Earth's magnetic field

The magnetic field of the Earth (geomagnetic field) resembles the field produced by a simple bar magnet. Such a field is called a dipole field because it has two poles, located at either end of the magnet, where the strength of the field is maximum. At the midpoint between the poles the strength is half of its value at the poles. The magnetic field is often visualized in terms of magnetic field lines, or lines of force, that leave one end of the magnet, called the north pole, arc through space, and re-enter the magnet at the other end, the south pole.

Magnetic field lines around a bar magnet

Magnetic field line

If we could place a bar magnet inside the Earth, inclined approximately 11° to the rotational axis and offset about 550 km from the Earth's centre we could account for 90% of the observed magnetic field. We could account for the remaining 10% by placing smaller bar magnets at strategic locations around the primary magnet.

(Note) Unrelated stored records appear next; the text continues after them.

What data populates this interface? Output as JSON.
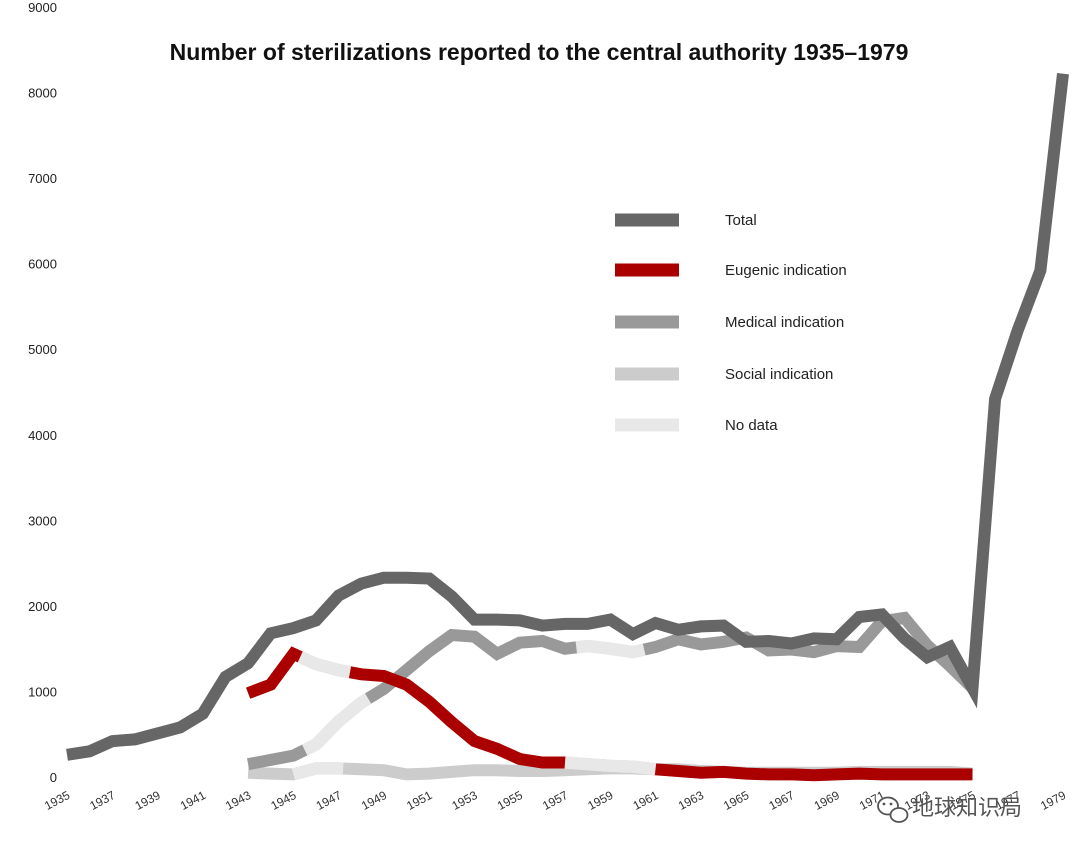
{
  "chart_data": {
    "type": "line",
    "title": "Number of sterilizations reported to the central authority 1935–1979",
    "xlabel": "",
    "ylabel": "",
    "xlim": [
      1935,
      1979
    ],
    "ylim": [
      0,
      9000
    ],
    "yticks": [
      0,
      1000,
      2000,
      3000,
      4000,
      5000,
      6000,
      7000,
      8000,
      9000
    ],
    "xticks": [
      "1935",
      "1937",
      "1939",
      "1941",
      "1943",
      "1945",
      "1947",
      "1949",
      "1951",
      "1953",
      "1955",
      "1957",
      "1959",
      "1961",
      "1963",
      "1965",
      "1967",
      "1969",
      "1971",
      "1973",
      "1975",
      "1977",
      "1979"
    ],
    "grid": false,
    "legend_position": "upper-middle-right",
    "series": [
      {
        "name": "Total",
        "color": "#666666",
        "x": [
          1935,
          1936,
          1937,
          1938,
          1939,
          1940,
          1941,
          1942,
          1943,
          1944,
          1945,
          1946,
          1947,
          1948,
          1949,
          1950,
          1951,
          1952,
          1953,
          1954,
          1955,
          1956,
          1957,
          1958,
          1959,
          1960,
          1961,
          1962,
          1963,
          1964,
          1965,
          1966,
          1967,
          1968,
          1969,
          1970,
          1971,
          1972,
          1973,
          1974,
          1975,
          1976,
          1977,
          1978,
          1979
        ],
        "y": [
          260,
          300,
          420,
          440,
          510,
          580,
          740,
          1170,
          1330,
          1680,
          1740,
          1830,
          2120,
          2260,
          2330,
          2330,
          2320,
          2110,
          1840,
          1840,
          1830,
          1770,
          1790,
          1790,
          1840,
          1670,
          1800,
          1720,
          1760,
          1770,
          1580,
          1590,
          1560,
          1620,
          1610,
          1870,
          1900,
          1620,
          1400,
          1520,
          1040,
          4420,
          5220,
          5920,
          8220
        ]
      },
      {
        "name": "Eugenic indication",
        "color": "#aa0000",
        "x": [
          1943,
          1944,
          1945,
          1946,
          1947,
          1948,
          1949,
          1950,
          1951,
          1952,
          1953,
          1954,
          1955,
          1956,
          1957,
          1958,
          1959,
          1960,
          1961,
          1962,
          1963,
          1964,
          1965,
          1966,
          1967,
          1968,
          1969,
          1970,
          1971,
          1972,
          1973,
          1974,
          1975
        ],
        "y": [
          980,
          1080,
          1440,
          1320,
          1250,
          1200,
          1180,
          1080,
          880,
          640,
          420,
          330,
          210,
          170,
          170,
          150,
          130,
          120,
          90,
          70,
          50,
          60,
          40,
          30,
          30,
          20,
          30,
          40,
          30,
          30,
          30,
          30,
          30
        ],
        "no_data_segments": [
          [
            1945.3,
            1947.5
          ],
          [
            1957,
            1961
          ]
        ]
      },
      {
        "name": "Medical indication",
        "color": "#999999",
        "x": [
          1943,
          1944,
          1945,
          1946,
          1947,
          1948,
          1949,
          1950,
          1951,
          1952,
          1953,
          1954,
          1955,
          1956,
          1957,
          1958,
          1959,
          1960,
          1961,
          1962,
          1963,
          1964,
          1965,
          1966,
          1967,
          1968,
          1969,
          1970,
          1971,
          1972,
          1973,
          1974,
          1975
        ],
        "y": [
          150,
          200,
          250,
          380,
          650,
          870,
          1030,
          1250,
          1470,
          1660,
          1640,
          1440,
          1570,
          1590,
          1500,
          1530,
          1500,
          1460,
          1520,
          1610,
          1550,
          1580,
          1630,
          1480,
          1490,
          1460,
          1530,
          1520,
          1820,
          1860,
          1540,
          1300,
          1040
        ],
        "no_data_segments": [
          [
            1945.5,
            1948.3
          ],
          [
            1957.5,
            1960.5
          ]
        ]
      },
      {
        "name": "Social indication",
        "color": "#cccccc",
        "x": [
          1943,
          1944,
          1945,
          1946,
          1947,
          1948,
          1949,
          1950,
          1951,
          1952,
          1953,
          1954,
          1955,
          1956,
          1957,
          1958,
          1959,
          1960,
          1961,
          1962,
          1963,
          1964,
          1965,
          1966,
          1967,
          1968,
          1969,
          1970,
          1971,
          1972,
          1973,
          1974,
          1975
        ],
        "y": [
          50,
          40,
          30,
          100,
          100,
          90,
          80,
          30,
          40,
          60,
          80,
          80,
          70,
          70,
          80,
          90,
          100,
          100,
          90,
          90,
          70,
          60,
          50,
          50,
          50,
          50,
          50,
          60,
          60,
          60,
          60,
          60,
          40
        ],
        "no_data_segments": [
          [
            1945,
            1947.2
          ]
        ]
      },
      {
        "name": "No data",
        "color": "#e8e8e8",
        "x": [],
        "y": []
      }
    ]
  },
  "watermark": "地球知识局"
}
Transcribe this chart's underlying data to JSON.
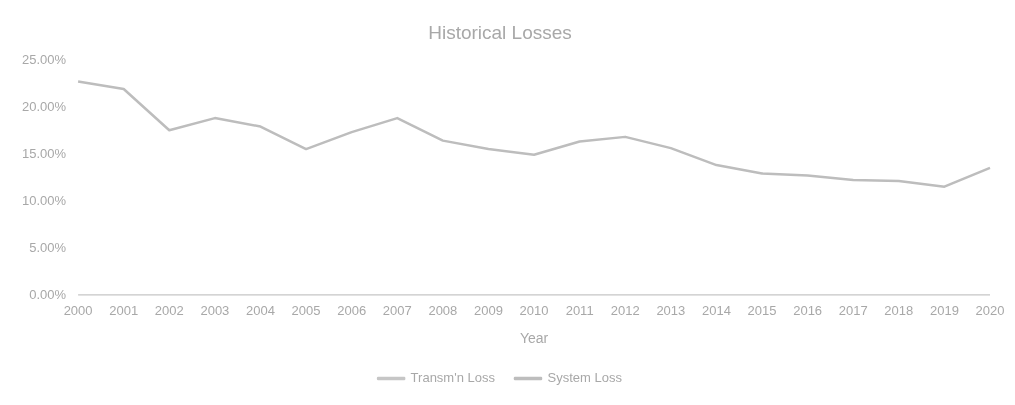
{
  "chart_data": {
    "type": "line",
    "title": "Historical Losses",
    "xlabel": "Year",
    "categories": [
      "2000",
      "2001",
      "2002",
      "2003",
      "2004",
      "2005",
      "2006",
      "2007",
      "2008",
      "2009",
      "2010",
      "2011",
      "2012",
      "2013",
      "2014",
      "2015",
      "2016",
      "2017",
      "2018",
      "2019",
      "2020"
    ],
    "series": [
      {
        "name": "Transm'n Loss",
        "color": "#c6c6c6",
        "values": [
          0,
          0,
          0,
          0,
          0,
          0,
          0,
          0,
          0,
          0,
          0,
          0,
          0,
          0,
          0,
          0,
          0,
          0,
          0,
          0,
          0
        ]
      },
      {
        "name": "System Loss",
        "color": "#bdbdbd",
        "values": [
          22.8,
          22.0,
          17.6,
          18.9,
          18.0,
          15.6,
          17.4,
          18.9,
          16.5,
          15.6,
          15.0,
          16.4,
          16.9,
          15.7,
          13.9,
          13.0,
          12.8,
          12.3,
          12.2,
          11.6,
          13.6
        ]
      }
    ],
    "ylim": [
      0,
      25
    ],
    "yticks": [
      {
        "value": 0,
        "label": "0.00%"
      },
      {
        "value": 5,
        "label": "5.00%"
      },
      {
        "value": 10,
        "label": "10.00%"
      },
      {
        "value": 15,
        "label": "15.00%"
      },
      {
        "value": 20,
        "label": "20.00%"
      },
      {
        "value": 25,
        "label": "25.00%"
      }
    ],
    "grid": false,
    "legend": "bottom",
    "marker": "none",
    "line_style": "solid"
  }
}
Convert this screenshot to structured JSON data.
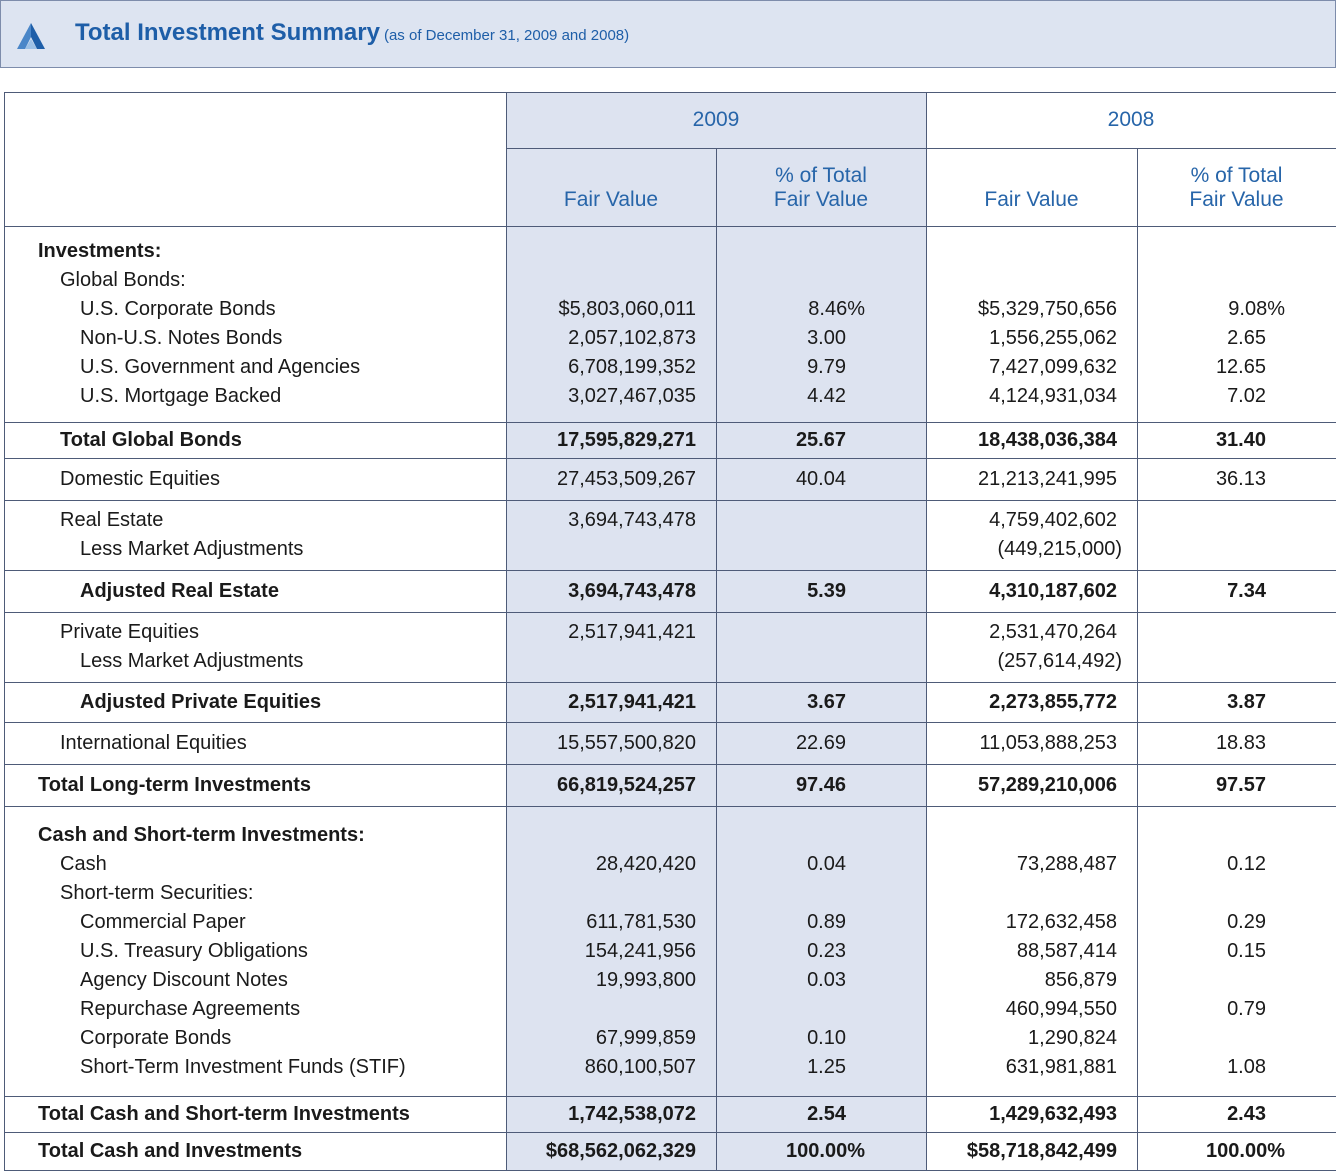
{
  "header": {
    "title": "Total Investment Summary",
    "subtitle": "(as of December 31, 2009 and 2008)"
  },
  "table": {
    "years": [
      "2009",
      "2008"
    ],
    "columns": [
      "Fair Value",
      "% of Total Fair Value",
      "Fair Value",
      "% of Total Fair Value"
    ],
    "groups": [
      {
        "rows": [
          [
            "Investments:",
            null,
            null,
            null,
            null
          ],
          [
            "Global Bonds:",
            null,
            null,
            null,
            null
          ],
          [
            "U.S. Corporate Bonds",
            "$5,803,060,011",
            "8.46%",
            "$5,329,750,656",
            "9.08%"
          ],
          [
            "Non-U.S. Notes Bonds",
            "2,057,102,873",
            "3.00",
            "1,556,255,062",
            "2.65"
          ],
          [
            "U.S. Government and Agencies",
            "6,708,199,352",
            "9.79",
            "7,427,099,632",
            "12.65"
          ],
          [
            "U.S. Mortgage Backed",
            "3,027,467,035",
            "4.42",
            "4,124,931,034",
            "7.02"
          ]
        ]
      },
      {
        "rows": [
          [
            "Total Global Bonds",
            "17,595,829,271",
            "25.67",
            "18,438,036,384",
            "31.40"
          ]
        ]
      },
      {
        "rows": [
          [
            "Domestic Equities",
            "27,453,509,267",
            "40.04",
            "21,213,241,995",
            "36.13"
          ]
        ]
      },
      {
        "rows": [
          [
            "Real Estate",
            "3,694,743,478",
            null,
            "4,759,402,602",
            null
          ],
          [
            "Less Market Adjustments",
            null,
            null,
            "(449,215,000)",
            null
          ]
        ]
      },
      {
        "rows": [
          [
            "Adjusted Real Estate",
            "3,694,743,478",
            "5.39",
            "4,310,187,602",
            "7.34"
          ]
        ]
      },
      {
        "rows": [
          [
            "Private Equities",
            "2,517,941,421",
            null,
            "2,531,470,264",
            null
          ],
          [
            "Less Market Adjustments",
            null,
            null,
            "(257,614,492)",
            null
          ]
        ]
      },
      {
        "rows": [
          [
            "Adjusted Private Equities",
            "2,517,941,421",
            "3.67",
            "2,273,855,772",
            "3.87"
          ]
        ]
      },
      {
        "rows": [
          [
            "International Equities",
            "15,557,500,820",
            "22.69",
            "11,053,888,253",
            "18.83"
          ]
        ]
      },
      {
        "rows": [
          [
            "Total Long-term Investments",
            "66,819,524,257",
            "97.46",
            "57,289,210,006",
            "97.57"
          ]
        ]
      },
      {
        "rows": [
          [
            "Cash and Short-term Investments:",
            null,
            null,
            null,
            null
          ],
          [
            "Cash",
            "28,420,420",
            "0.04",
            "73,288,487",
            "0.12"
          ],
          [
            "Short-term Securities:",
            null,
            null,
            null,
            null
          ],
          [
            "Commercial Paper",
            "611,781,530",
            "0.89",
            "172,632,458",
            "0.29"
          ],
          [
            "U.S. Treasury Obligations",
            "154,241,956",
            "0.23",
            "88,587,414",
            "0.15"
          ],
          [
            "Agency Discount Notes",
            "19,993,800",
            "0.03",
            "856,879",
            null
          ],
          [
            "Repurchase Agreements",
            null,
            null,
            "460,994,550",
            "0.79"
          ],
          [
            "Corporate Bonds",
            "67,999,859",
            "0.10",
            "1,290,824",
            null
          ],
          [
            "Short-Term Investment Funds (STIF)",
            "860,100,507",
            "1.25",
            "631,981,881",
            "1.08"
          ]
        ]
      },
      {
        "rows": [
          [
            "Total Cash and Short-term Investments",
            "1,742,538,072",
            "2.54",
            "1,429,632,493",
            "2.43"
          ]
        ]
      },
      {
        "rows": [
          [
            "Total Cash and Investments",
            "$68,562,062,329",
            "100.00%",
            "$58,718,842,499",
            "100.00%"
          ]
        ]
      }
    ]
  }
}
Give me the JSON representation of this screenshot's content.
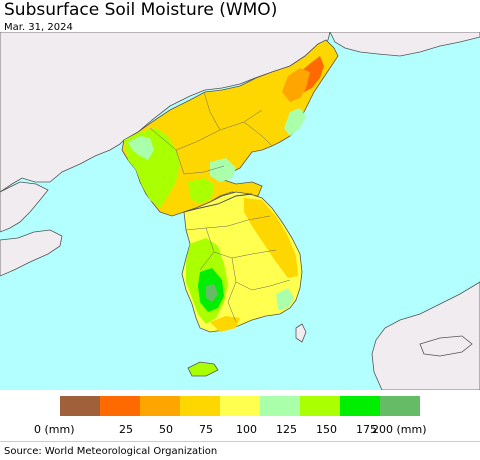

Although this simple description provides a way of conceptualizing the magnetic field it does not represent what really goes inside the Earth. Nor can it be used to calculate the strength and direction of the magnetic field. Mathematically, the Earth's magnetic field is normally described by a spherical harmonic expansion, a series of special spherical functions of latitude/longitude and their associated coefficients. Each group of functions describes a particular field pattern: the first three terms describe the field of a dipole; the next 5 terms describe a quadrapole field; the following 7 terms describe an octopole field. By adjusting the relative size of each of these component parts the shape of the actual field can be closely approximated.

Such mathematical descriptions of the magnetic field are called magnetic reference field models. The most widely used reference field model is the International Geomagnetic Reference Field (IGRF). The IGRF is produced every five years under the auspices of the International Association of Geomagnetism and Aeronomy (IAGA).